The state earthquake app, developed at the University of California, Berkeley, is available for download to IOS users through iTunes and through GooglePlay stores for Android phones.
The thresholds for an alert are an earthquake of magnitude 4.5 and shaking intensity level 3.
The ShakeAlert system is being developed by the U.S. Geological Survey and partners for the West Coast states. It is most complete in California.

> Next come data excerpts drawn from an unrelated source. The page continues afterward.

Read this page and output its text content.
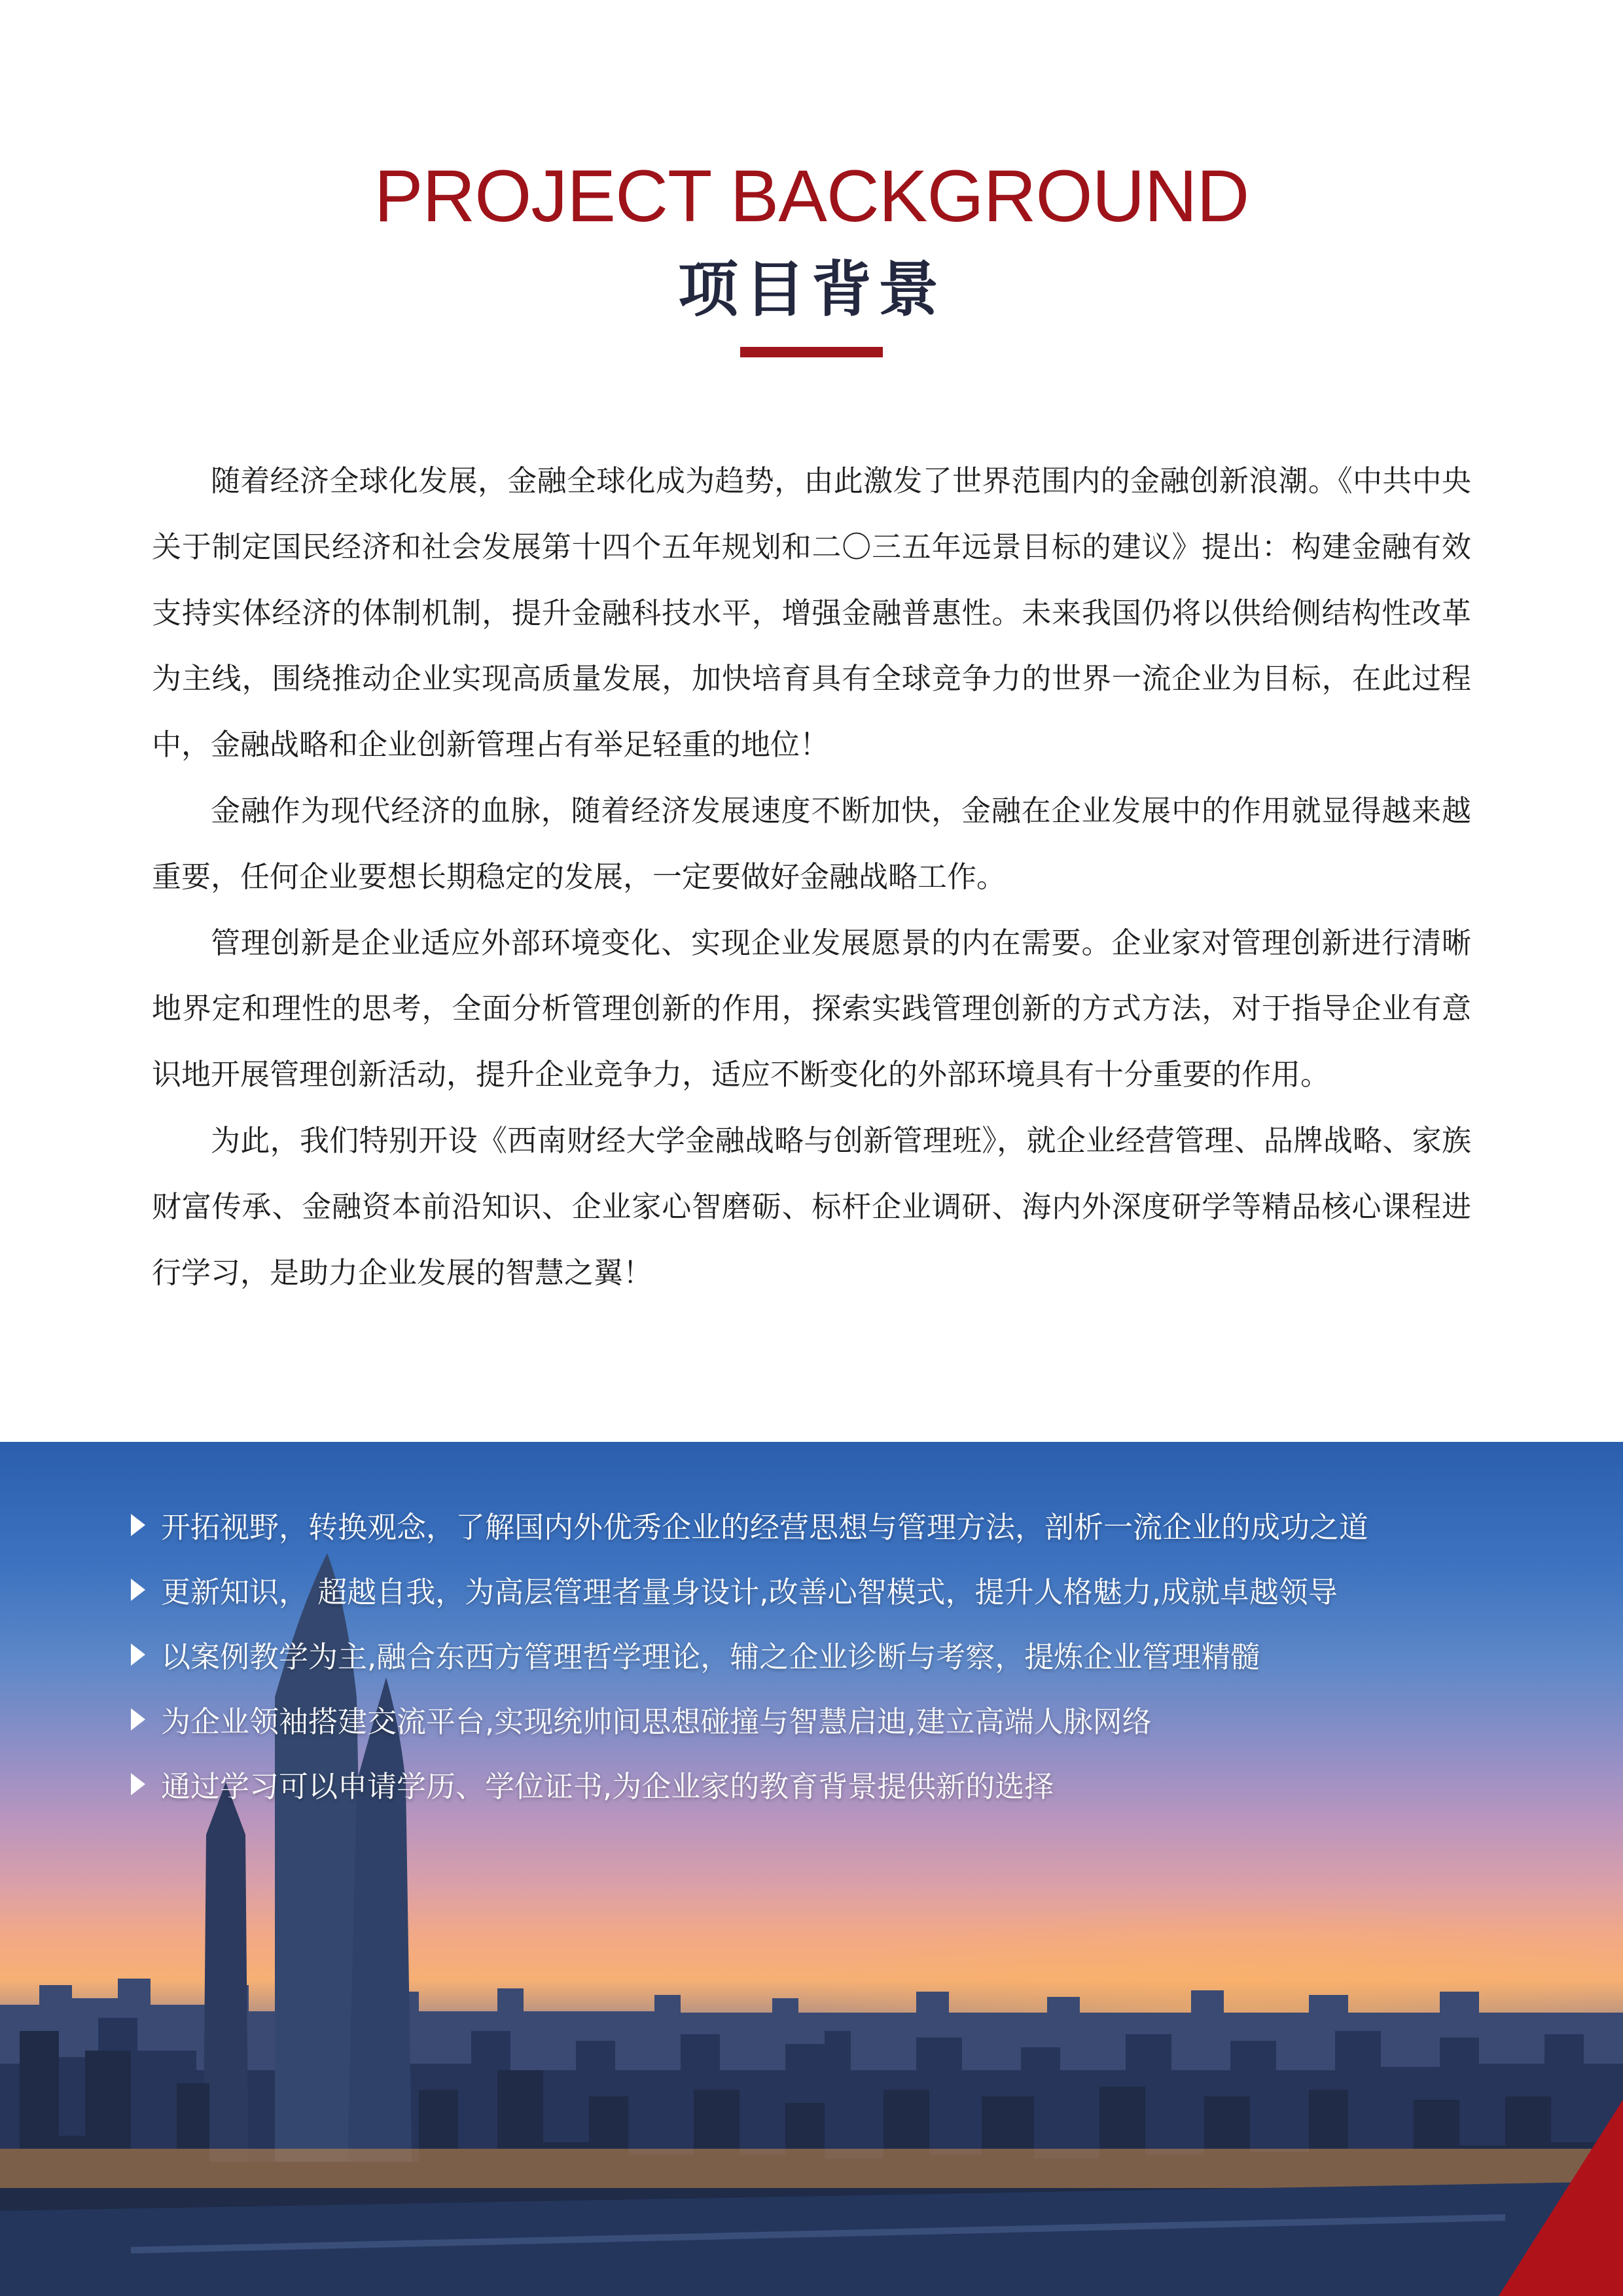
PROJECT BACKGROUND
项目背景

随着经济全球化发展，金融全球化成为趋势，由此激发了世界范围内的金融创新浪潮。《中共中央关于制定国民经济和社会发展第十四个五年规划和二〇三五年远景目标的建议》提出：构建金融有效支持实体经济的体制机制，提升金融科技水平，增强金融普惠性。未来我国仍将以供给侧结构性改革为主线，围绕推动企业实现高质量发展，加快培育具有全球竞争力的世界一流企业为目标，在此过程中，金融战略和企业创新管理占有举足轻重的地位！

金融作为现代经济的血脉，随着经济发展速度不断加快，金融在企业发展中的作用就显得越来越重要，任何企业要想长期稳定的发展，一定要做好金融战略工作。

管理创新是企业适应外部环境变化、实现企业发展愿景的内在需要。企业家对管理创新进行清晰地界定和理性的思考，全面分析管理创新的作用，探索实践管理创新的方式方法，对于指导企业有意识地开展管理创新活动，提升企业竞争力，适应不断变化的外部环境具有十分重要的作用。

为此，我们特别开设《西南财经大学金融战略与创新管理班》，就企业经营管理、品牌战略、家族财富传承、金融资本前沿知识、企业家心智磨砺、标杆企业调研、海内外深度研学等精品核心课程进行学习，是助力企业发展的智慧之翼！

开拓视野，转换观念，了解国内外优秀企业的经营思想与管理方法，剖析一流企业的成功之道
更新知识， 超越自我，为高层管理者量身设计,改善心智模式，提升人格魅力,成就卓越领导
以案例教学为主,融合东西方管理哲学理论，辅之企业诊断与考察，提炼企业管理精髓
为企业领袖搭建交流平台,实现统帅间思想碰撞与智慧启迪,建立高端人脉网络
通过学习可以申请学历、学位证书,为企业家的教育背景提供新的选择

The system does not predict earthquakes. Rather, it uses numerous seismic stations to detect the start of an earthquake and light-speed communications to send the data to computers that instantly calculate location, magnitude, intensity of shaking and create alerts to be distributed to areas that will be affected.
Depending on distance from the epicenter, the alerts may give warnings of several seconds to a minute before shaking arrives at a given location — enough time to duck under desks, pull a knife away from a surgical patient or shut down elevators, trains and industrial processes.
After lengthy testing, alerts were made broadly available to businesses, utilities, schools and other entities last year. The only large-scale public notification is in Los Angeles County, where an alerting app developed for the city of Los Angeles hasn’t been triggered yet.
The MyShake system maintains a database of which cellphones are in 10-kilometer-by-10-kilometer (6.2-mile-by-6.2-mile) cell grids and pushes the alerts to phones in zones where at least level 3 shaking will occur, so receiving an alert is not based on which tower the phone is communicating with, officials said.
The developers expect to improve the system through experience.
Most recently, the MyShake system was tested this week by a magnitude 4.5 quake in the San Francisco Bay Area and a 4.7 in central California. The median times from detection to alerts hitting phones was 2.1 seconds and 1.6 seconds, respectively, Allen said.
The Los Angeles app was criticized because it did not alert users when two powerful earthquakes struck an area of the Mojave Desert more than 100 miles north of the city on July 4 and 5.
Experts said the goal was to alert people who might experience potentially damaging shaking rather than simply feel some shaking. But the city later announced the threshold will be lowered to alert of “weak” shaking.